The antiarrhythmic effects of controlled release disopyramide phosphate and long acting propranolol in patients with ventricular arrhythmias

1983 
The antiarrhythmic effect of slow-release disopyramide phosphate (DR) 300 mg twice daily and of long-acting propranolol (PR) 1 × 160 mg daily was compared in a randomized cross-over study in patients with premature ventricular beats (PVB). 12 patients with PVB (Lown Classes II–V) were given: placebo I for 3 days, DR or PR for 7 days, placebo II for 5 days and PR or DR for 7 days. During each study phase Holter-ECG recordings were taken over a period of 24h.
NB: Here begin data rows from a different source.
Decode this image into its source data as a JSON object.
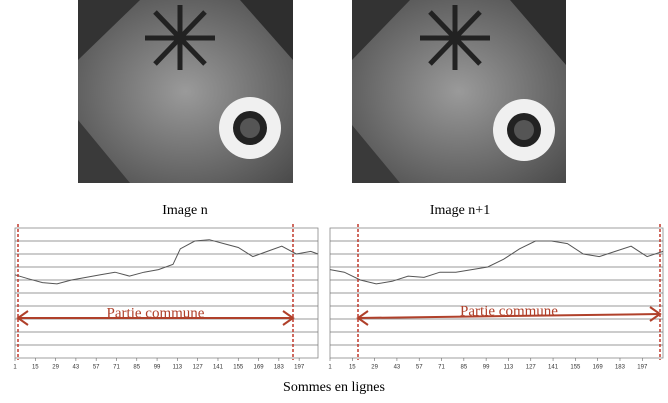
{
  "figure": {
    "image_captions": [
      "Image n",
      "Image n+1"
    ],
    "caption": "Sommes en lignes"
  },
  "chart_data": [
    {
      "type": "line",
      "annotation": "Partie commune",
      "color": "#555555",
      "grid": true,
      "x": [
        1,
        10,
        20,
        30,
        40,
        50,
        60,
        70,
        80,
        90,
        100,
        110,
        115,
        125,
        135,
        145,
        155,
        165,
        175,
        185,
        195,
        205,
        210
      ],
      "values": [
        64,
        61,
        58,
        57,
        60,
        62,
        64,
        66,
        63,
        66,
        68,
        72,
        84,
        90,
        91,
        88,
        85,
        78,
        82,
        86,
        80,
        82,
        80
      ],
      "xlim": [
        1,
        210
      ],
      "ylim": [
        0,
        100
      ],
      "xticks": [
        1,
        15,
        29,
        43,
        57,
        71,
        85,
        99,
        113,
        127,
        141,
        155,
        169,
        183,
        197
      ]
    },
    {
      "type": "line",
      "annotation": "Partie commune",
      "color": "#555555",
      "grid": true,
      "x": [
        1,
        10,
        20,
        30,
        40,
        50,
        60,
        70,
        80,
        90,
        100,
        110,
        120,
        130,
        140,
        150,
        160,
        170,
        180,
        190,
        200,
        210
      ],
      "values": [
        68,
        66,
        60,
        57,
        59,
        63,
        62,
        66,
        66,
        68,
        70,
        76,
        84,
        90,
        90,
        88,
        80,
        78,
        82,
        86,
        78,
        82
      ],
      "xlim": [
        1,
        210
      ],
      "ylim": [
        0,
        100
      ],
      "xticks": [
        1,
        15,
        29,
        43,
        57,
        71,
        85,
        99,
        113,
        127,
        141,
        155,
        169,
        183,
        197
      ]
    }
  ]
}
With DR 6 patients showed a positive qualitative effect, improving by at least one Lown class, whereas only 2 patients did so with PR. With DR reduction of PVB>80% occurred in 7 patients, and with PR in 2 patients. In all patients with any reduction in PVB, the median decrease was 85% with DR and 59% with PR. The overall results suggest that the antiarrhythmic effect of disopyramide phosphate in the slow-release preparation is at least satisfactory and comparable to that of disopyramide phosphate in the standard capsule formulation given in the usual and more complicated regime of four divided doses. The antiarrhythmic effect of PR in the recommended dose as given was not convincing.